Culture

Une balade au Moyen-Âge – à propos du « nouveau » musée de Cluny

Écrivain

Rouvert après deux ans de fermeture et dix de restauration, le musée de Cluny propose un nouveau parcours vivifiant, qui illustre parfaitement le renouvellement des questions que les historiens et le public, chacun à sa façon, peuvent se poser sur le Moyen-Âge.

Jeudi 12 mai, le Musée de Cluny a ouvert à nouveau ses portes. Après deux ans de fermeture et dix ans de restauration, nous avons la possibilité de le visiter. Je n’y avais pas mis les pieds depuis une soixantaine d’années et le moins que je puisse dire est que je n’en conservais pas un souvenir ébloui. Je n’étais donc pas à un jour près. Vendredi 13, ce serait parfait.

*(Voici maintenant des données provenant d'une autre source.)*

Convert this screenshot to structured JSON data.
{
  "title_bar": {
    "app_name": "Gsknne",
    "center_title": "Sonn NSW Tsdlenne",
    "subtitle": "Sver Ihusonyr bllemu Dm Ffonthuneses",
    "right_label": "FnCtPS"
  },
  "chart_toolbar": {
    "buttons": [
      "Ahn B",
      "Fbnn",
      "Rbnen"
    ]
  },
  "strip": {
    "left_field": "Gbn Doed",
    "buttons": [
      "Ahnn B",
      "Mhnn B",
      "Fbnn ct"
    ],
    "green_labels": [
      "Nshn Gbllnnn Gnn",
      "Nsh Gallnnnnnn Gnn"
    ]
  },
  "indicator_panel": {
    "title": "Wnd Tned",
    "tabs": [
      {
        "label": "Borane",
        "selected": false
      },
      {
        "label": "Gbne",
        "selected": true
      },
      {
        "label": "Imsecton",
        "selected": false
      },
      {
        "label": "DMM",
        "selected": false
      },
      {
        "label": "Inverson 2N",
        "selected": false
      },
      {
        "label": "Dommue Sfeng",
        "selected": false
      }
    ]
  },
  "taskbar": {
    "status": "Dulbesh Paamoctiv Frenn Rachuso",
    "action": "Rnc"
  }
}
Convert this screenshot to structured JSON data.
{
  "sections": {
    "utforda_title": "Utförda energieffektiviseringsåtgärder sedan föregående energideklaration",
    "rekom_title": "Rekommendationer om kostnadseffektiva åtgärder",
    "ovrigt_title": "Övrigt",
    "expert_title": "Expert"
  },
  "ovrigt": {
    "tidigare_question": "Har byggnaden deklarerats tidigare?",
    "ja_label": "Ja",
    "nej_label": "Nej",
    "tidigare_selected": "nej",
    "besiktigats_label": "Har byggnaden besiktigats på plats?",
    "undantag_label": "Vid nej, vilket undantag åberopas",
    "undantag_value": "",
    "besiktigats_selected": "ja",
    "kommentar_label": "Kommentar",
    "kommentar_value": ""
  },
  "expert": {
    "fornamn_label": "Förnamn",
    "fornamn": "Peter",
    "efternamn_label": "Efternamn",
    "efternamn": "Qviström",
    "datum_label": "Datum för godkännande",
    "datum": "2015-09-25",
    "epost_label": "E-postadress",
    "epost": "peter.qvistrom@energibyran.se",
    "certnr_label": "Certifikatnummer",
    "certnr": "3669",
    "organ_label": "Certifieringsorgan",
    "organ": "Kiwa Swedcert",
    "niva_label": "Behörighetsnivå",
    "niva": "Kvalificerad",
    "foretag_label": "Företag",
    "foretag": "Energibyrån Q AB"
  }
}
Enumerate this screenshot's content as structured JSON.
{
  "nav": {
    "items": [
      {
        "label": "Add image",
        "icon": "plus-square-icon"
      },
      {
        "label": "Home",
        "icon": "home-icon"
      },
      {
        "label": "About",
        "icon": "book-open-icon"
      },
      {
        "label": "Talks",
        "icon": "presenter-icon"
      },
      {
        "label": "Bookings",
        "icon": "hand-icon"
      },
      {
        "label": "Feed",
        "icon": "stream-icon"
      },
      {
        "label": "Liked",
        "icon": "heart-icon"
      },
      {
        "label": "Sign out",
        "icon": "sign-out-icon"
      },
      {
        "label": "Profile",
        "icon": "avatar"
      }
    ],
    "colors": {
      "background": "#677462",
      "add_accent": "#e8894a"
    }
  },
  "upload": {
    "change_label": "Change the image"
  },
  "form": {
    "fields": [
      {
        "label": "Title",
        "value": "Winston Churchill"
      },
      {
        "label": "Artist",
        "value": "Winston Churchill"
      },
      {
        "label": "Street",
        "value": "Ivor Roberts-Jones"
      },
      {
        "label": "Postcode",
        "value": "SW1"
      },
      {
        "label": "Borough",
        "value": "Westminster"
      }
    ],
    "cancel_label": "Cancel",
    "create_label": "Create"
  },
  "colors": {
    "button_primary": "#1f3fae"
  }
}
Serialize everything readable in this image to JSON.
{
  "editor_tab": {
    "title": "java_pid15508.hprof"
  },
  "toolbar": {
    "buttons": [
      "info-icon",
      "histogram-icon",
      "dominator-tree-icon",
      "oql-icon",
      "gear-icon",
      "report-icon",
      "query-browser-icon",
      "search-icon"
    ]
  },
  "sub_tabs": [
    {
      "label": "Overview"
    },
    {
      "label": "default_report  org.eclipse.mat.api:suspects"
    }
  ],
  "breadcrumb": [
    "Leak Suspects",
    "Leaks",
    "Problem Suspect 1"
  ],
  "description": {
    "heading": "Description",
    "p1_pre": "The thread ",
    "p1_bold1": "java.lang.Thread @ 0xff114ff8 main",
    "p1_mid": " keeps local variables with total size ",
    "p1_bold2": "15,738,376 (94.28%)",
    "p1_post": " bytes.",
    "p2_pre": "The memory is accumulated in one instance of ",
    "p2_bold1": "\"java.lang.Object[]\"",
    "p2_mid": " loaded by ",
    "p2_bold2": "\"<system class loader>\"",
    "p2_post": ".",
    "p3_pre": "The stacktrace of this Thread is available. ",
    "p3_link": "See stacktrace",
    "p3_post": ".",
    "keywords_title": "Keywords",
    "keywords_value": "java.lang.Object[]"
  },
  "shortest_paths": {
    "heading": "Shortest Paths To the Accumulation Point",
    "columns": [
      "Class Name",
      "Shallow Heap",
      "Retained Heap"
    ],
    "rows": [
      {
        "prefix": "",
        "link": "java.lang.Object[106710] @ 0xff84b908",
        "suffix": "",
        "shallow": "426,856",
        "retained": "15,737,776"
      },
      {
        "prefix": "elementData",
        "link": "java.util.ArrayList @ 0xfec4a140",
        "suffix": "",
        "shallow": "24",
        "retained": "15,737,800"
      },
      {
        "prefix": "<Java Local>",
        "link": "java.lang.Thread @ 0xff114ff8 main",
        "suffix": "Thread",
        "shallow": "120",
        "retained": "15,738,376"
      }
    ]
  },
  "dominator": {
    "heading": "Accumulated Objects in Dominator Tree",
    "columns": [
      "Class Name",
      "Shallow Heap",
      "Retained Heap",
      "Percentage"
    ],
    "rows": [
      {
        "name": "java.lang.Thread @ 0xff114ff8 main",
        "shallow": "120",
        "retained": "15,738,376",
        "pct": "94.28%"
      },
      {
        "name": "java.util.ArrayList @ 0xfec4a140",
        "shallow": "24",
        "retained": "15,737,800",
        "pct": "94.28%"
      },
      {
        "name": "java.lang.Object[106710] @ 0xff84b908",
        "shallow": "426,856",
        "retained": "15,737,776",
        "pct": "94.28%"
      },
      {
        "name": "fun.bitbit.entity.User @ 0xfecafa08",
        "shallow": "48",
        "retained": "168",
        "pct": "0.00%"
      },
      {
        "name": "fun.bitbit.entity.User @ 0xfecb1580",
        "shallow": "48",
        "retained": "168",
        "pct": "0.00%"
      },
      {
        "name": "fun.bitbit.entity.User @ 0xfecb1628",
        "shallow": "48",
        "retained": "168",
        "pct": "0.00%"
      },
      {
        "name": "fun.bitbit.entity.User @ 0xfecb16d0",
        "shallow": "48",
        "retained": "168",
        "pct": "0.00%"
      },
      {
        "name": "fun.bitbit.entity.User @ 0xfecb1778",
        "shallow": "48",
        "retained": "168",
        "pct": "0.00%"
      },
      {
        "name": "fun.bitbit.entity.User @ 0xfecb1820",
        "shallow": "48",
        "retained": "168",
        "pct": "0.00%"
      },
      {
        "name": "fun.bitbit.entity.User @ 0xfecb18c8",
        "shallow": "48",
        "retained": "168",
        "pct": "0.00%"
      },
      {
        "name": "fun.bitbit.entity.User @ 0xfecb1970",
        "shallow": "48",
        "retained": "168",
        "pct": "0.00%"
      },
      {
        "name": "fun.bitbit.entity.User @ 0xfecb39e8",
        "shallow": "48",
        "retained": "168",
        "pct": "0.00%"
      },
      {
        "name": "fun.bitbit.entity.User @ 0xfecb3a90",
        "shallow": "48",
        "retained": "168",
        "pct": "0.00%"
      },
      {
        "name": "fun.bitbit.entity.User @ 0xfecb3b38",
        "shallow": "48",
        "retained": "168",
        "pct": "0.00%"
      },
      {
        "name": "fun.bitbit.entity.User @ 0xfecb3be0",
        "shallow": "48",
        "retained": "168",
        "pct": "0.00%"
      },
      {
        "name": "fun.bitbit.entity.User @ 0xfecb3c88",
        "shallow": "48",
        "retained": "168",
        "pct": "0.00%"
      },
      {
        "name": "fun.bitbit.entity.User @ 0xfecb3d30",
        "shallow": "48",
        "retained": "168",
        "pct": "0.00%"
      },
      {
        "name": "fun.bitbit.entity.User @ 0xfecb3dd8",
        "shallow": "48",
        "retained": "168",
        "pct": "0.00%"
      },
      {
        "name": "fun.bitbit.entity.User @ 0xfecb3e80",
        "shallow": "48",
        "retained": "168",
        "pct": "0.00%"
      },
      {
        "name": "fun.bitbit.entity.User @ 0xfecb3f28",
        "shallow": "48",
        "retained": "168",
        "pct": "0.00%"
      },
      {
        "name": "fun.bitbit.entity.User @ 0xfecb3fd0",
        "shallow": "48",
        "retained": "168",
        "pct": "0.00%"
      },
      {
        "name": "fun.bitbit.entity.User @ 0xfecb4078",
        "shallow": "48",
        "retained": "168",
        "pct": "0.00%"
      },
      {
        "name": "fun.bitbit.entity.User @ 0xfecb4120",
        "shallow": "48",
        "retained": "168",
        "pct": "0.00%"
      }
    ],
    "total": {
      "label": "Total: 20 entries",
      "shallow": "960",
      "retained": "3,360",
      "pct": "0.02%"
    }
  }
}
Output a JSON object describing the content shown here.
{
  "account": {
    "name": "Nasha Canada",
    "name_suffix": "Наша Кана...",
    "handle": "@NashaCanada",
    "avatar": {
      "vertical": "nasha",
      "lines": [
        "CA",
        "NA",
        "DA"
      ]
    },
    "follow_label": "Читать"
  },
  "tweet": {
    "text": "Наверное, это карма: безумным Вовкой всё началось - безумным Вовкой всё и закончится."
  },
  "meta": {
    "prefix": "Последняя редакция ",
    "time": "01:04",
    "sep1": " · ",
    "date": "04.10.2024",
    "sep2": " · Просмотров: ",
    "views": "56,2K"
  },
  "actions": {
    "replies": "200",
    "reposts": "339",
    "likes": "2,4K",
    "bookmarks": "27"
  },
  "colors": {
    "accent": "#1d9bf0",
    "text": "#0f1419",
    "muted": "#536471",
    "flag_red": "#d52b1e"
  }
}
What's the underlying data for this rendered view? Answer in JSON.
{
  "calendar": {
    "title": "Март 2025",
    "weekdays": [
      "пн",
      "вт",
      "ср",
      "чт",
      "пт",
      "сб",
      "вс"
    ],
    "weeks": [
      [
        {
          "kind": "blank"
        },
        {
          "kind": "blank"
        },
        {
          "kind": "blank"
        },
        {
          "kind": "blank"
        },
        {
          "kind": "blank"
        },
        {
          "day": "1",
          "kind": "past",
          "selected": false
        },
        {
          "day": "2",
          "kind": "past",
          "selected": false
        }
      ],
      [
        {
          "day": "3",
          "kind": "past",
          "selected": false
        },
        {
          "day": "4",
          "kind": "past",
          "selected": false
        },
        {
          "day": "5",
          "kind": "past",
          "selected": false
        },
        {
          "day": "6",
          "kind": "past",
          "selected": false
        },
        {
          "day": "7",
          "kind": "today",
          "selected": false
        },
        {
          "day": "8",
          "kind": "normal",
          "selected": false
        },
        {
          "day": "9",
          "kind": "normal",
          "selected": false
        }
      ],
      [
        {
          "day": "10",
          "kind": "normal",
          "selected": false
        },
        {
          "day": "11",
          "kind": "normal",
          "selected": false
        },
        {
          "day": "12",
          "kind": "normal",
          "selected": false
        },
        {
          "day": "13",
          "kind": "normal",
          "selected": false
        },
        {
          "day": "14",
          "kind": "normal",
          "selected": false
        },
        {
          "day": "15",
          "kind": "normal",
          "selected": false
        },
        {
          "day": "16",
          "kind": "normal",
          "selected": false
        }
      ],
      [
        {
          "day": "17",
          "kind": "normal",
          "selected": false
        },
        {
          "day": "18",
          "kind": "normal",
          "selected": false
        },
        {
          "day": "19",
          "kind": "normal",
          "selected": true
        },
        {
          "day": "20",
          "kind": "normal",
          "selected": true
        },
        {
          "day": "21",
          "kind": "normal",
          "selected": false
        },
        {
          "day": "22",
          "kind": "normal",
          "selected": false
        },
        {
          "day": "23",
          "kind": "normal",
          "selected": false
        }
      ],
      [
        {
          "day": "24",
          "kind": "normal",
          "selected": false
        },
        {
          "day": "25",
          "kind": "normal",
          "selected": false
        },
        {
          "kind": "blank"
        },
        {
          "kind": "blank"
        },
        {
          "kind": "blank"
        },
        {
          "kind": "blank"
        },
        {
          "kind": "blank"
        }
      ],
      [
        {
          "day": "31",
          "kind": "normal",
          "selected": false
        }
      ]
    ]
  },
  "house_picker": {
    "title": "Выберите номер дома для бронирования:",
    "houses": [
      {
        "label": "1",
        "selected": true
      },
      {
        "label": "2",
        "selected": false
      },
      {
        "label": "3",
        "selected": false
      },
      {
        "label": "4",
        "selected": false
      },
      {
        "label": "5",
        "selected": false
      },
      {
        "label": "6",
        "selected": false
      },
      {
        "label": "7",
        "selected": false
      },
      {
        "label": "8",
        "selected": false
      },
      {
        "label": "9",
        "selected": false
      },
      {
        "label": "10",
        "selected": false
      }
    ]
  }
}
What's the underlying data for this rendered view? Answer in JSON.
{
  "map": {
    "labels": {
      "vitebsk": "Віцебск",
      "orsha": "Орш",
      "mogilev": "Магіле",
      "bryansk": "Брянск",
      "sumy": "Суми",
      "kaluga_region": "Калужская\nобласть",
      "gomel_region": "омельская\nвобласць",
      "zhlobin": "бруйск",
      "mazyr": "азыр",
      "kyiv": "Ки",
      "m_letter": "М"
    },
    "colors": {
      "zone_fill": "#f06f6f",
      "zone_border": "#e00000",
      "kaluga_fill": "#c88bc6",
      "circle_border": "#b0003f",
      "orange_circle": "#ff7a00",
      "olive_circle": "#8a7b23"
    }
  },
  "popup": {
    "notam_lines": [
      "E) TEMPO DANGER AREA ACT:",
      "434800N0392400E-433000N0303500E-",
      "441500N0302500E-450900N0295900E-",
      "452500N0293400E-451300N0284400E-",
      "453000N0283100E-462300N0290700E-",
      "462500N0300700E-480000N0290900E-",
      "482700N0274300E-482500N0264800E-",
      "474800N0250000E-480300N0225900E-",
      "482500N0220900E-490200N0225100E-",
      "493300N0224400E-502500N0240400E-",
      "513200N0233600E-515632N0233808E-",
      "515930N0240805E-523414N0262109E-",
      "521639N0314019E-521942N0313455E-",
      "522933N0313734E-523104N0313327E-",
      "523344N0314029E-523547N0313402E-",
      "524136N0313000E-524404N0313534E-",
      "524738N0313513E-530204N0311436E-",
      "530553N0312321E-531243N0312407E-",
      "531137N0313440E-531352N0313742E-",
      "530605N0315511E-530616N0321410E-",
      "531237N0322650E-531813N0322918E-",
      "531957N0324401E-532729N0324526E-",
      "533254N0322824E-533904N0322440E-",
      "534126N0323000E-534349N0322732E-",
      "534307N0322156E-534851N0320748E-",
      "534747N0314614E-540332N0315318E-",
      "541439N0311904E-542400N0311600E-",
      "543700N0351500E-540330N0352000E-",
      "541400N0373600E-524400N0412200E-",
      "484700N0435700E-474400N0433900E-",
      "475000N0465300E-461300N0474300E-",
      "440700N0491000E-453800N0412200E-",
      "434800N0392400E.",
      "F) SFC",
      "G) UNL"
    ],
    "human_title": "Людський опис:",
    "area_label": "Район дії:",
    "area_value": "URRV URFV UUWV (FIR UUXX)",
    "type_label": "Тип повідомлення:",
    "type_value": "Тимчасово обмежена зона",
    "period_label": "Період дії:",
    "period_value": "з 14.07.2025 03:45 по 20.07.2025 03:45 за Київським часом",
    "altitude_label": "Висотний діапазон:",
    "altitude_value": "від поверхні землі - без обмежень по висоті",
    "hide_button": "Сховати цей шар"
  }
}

Après tout, c’est justement un vendredi 13 que Philippe le Bel avait choisi pour arrêter les Templiers et mettre la main sur leurs richesses, les brûler vifs pour présomption d’hérésie et de sodomie. Par nature, l’Histoire ne cesse de susciter notre curiosité et j’ai l’intuition que cette plongée dans le monde médiéval n’aura pas seulement l’intérêt de nous renvoyer à une période aussi passionnante que complexe, mais que cette curiosité pourra aussi se nourrir des échos de certains thèmes qui ont pris une certaine place dans le monde d’aujourd’hui où on entend tout et n’importe quoi sur ce lieu commun d’un récit national souvent réduit au désastreux statut de storytelling, sinon ravalé à une imposture voire à une farce.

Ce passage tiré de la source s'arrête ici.